Nel 1937 il papa redasse – per la prima e unica volta nella Storia della Chiesa – un’enciclica in lingua tedesca, la Mit brennender Sorge, tradotto «con ansia bruciante». Rivolta ai vescovi tedeschi, la lettera criticava duramente il nazionalsocialismo come dottrina anticristiana, scagliandosi in particolare contro il culto idolatrico e perverso della razza e dello stato; il documento venne letto nelle parrocchie la domenica delle Palme e conservato segretamente nei tabernacoli. La reazione del regime fu severa: il Fuhrer ne ordinò personalmente il sequestro e vietò la diffusione del contenuto; gli esponenti del clero coinvolti furono processati con false accuse, talvolta arrestati o condotti nei campi di concentramento; i fedeli e le loro attività o associazioni furono sottoposti a pesanti persecuzioni.

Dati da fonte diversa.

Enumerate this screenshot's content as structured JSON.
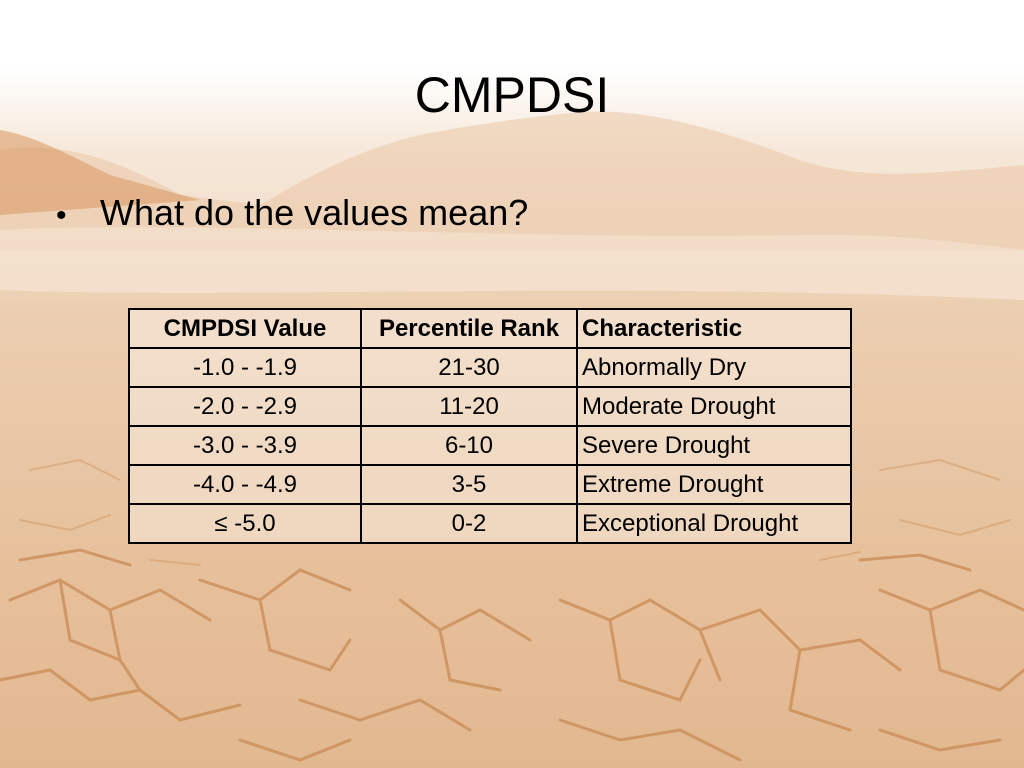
{
  "slide": {
    "title": "CMPDSI",
    "bullets": [
      "What do the values mean?"
    ]
  },
  "table": {
    "headers": [
      "CMPDSI Value",
      "Percentile Rank",
      "Characteristic"
    ],
    "rows": [
      [
        "-1.0 - -1.9",
        "21-30",
        "Abnormally Dry"
      ],
      [
        "-2.0 - -2.9",
        "11-20",
        "Moderate Drought"
      ],
      [
        "-3.0 - -3.9",
        "6-10",
        "Severe Drought"
      ],
      [
        "-4.0 - -4.9",
        "3-5",
        "Extreme Drought"
      ],
      [
        "≤ -5.0",
        "0-2",
        "Exceptional Drought"
      ]
    ]
  },
  "colors": {
    "background_tint": "#e6bf99",
    "crack_color": "#c98a55",
    "text": "#000000"
  }
}
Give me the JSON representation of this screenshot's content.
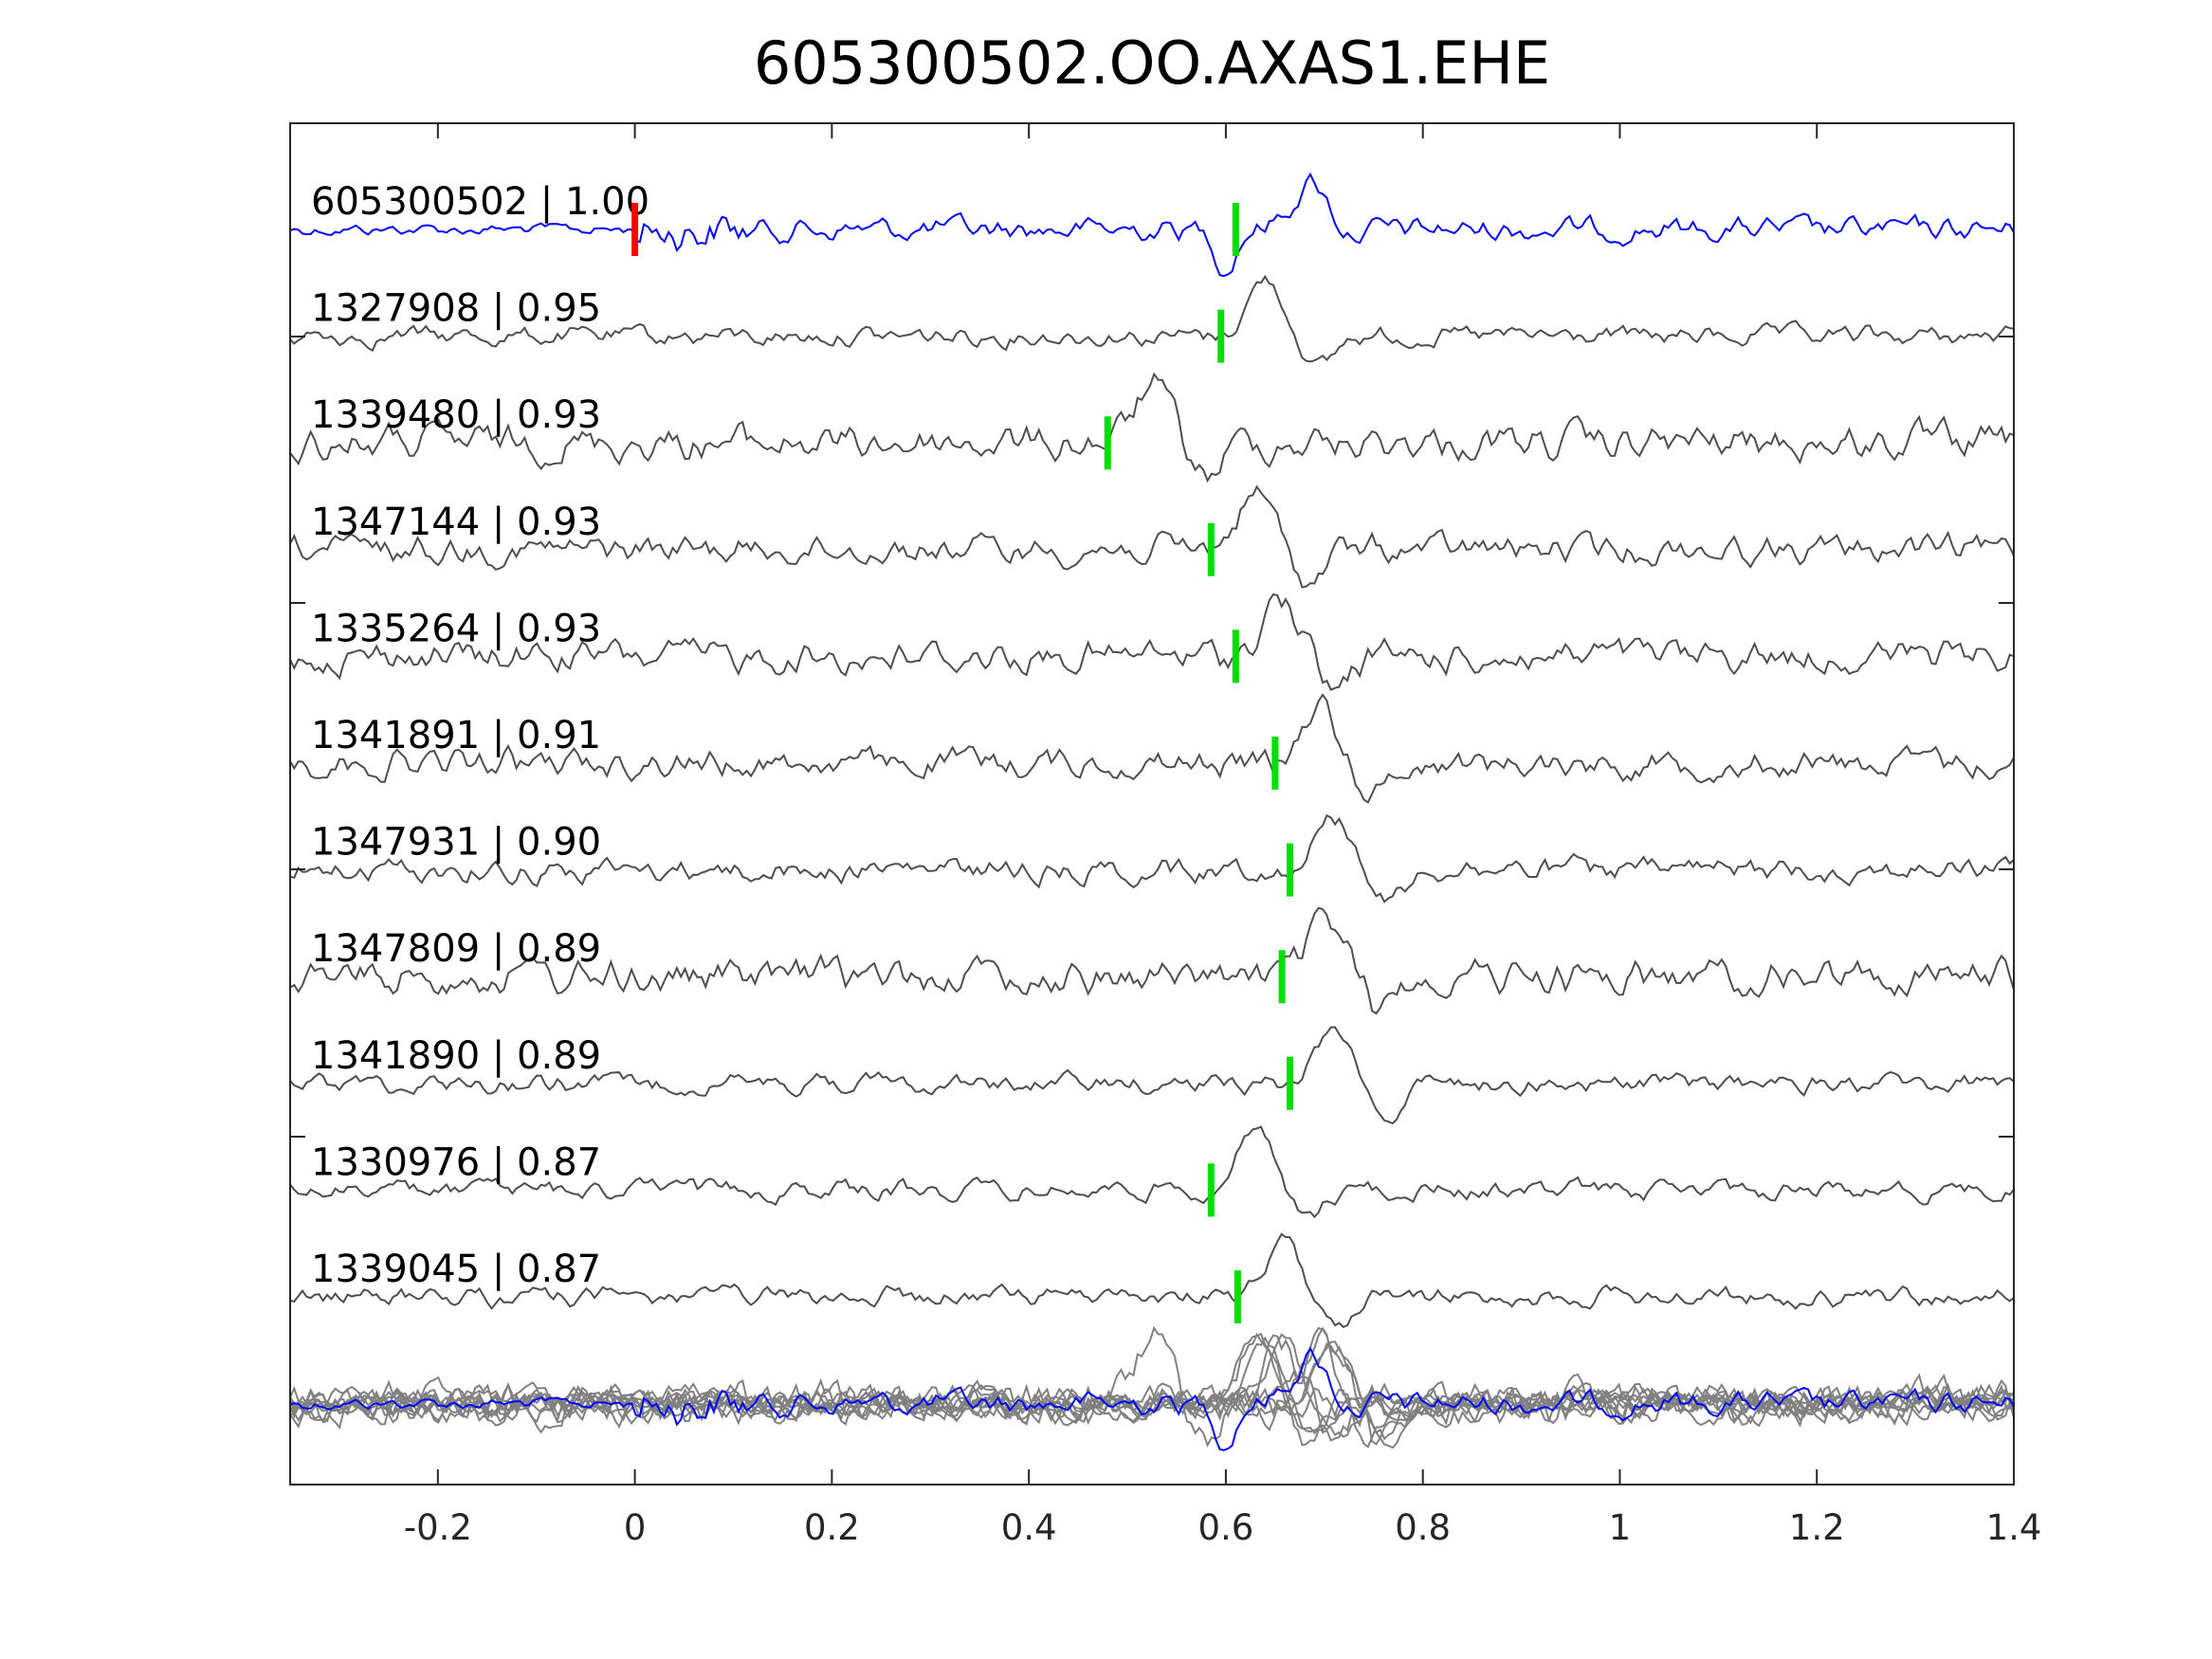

L’anno seguente, l’emanazione delle leggi razziali in Italia aveva disgustato il papa: «Mi vergogno di essere italiano. Lo dica pure a Mussolini!» si era sfogato con il padre gesuita Tacchi-Venturi «Io parlerò, non avrò paura. Mi preme il Concordato, ma mi preme di più la mia coscienza». Qualche mese dopo Pio XI aveva commissionato la stesura di un’enciclica di ferma condanna dell’antisemitismo e più in generale dei valori dei regimi nazista e fascista. È difficile immaginare cosa sarebbe accaduto se il documento fosse stato reso pubblico all’epoca, ma una cosa è certa: avrebbe rappresentato una critica severa e non troppo velata al regime di Mussolini – che tanto aveva goduto dell’approvazione della Santa Sede finora – influenzando in modo importante l’opinione pubblica del paese.
Il Santo Padre aveva programmato di leggere il documento all’assemblea dei vescovi italiani riuniti per la decennale della Conciliazione, l’11 febbraio 1939, ma morì di infarto alla vigilia di quel giorno. Il suo successore, Pio XII, scelse di non pubblicare e negare la stessa esistenza dell’enciclica, che rimase nascosta tra gli archivi segreti del Vaticano e per questo è stata soprannominata l’«enciclica scomparsa»; solo verso la metà degli anni Novanta la bozza del documento sarebbe stata pubblicata per la prima volta in Francia, suscitando l’interesse degli studi studiosi e riaprendo parecchi interrogativi sul rapporto di Pio XI con il regime.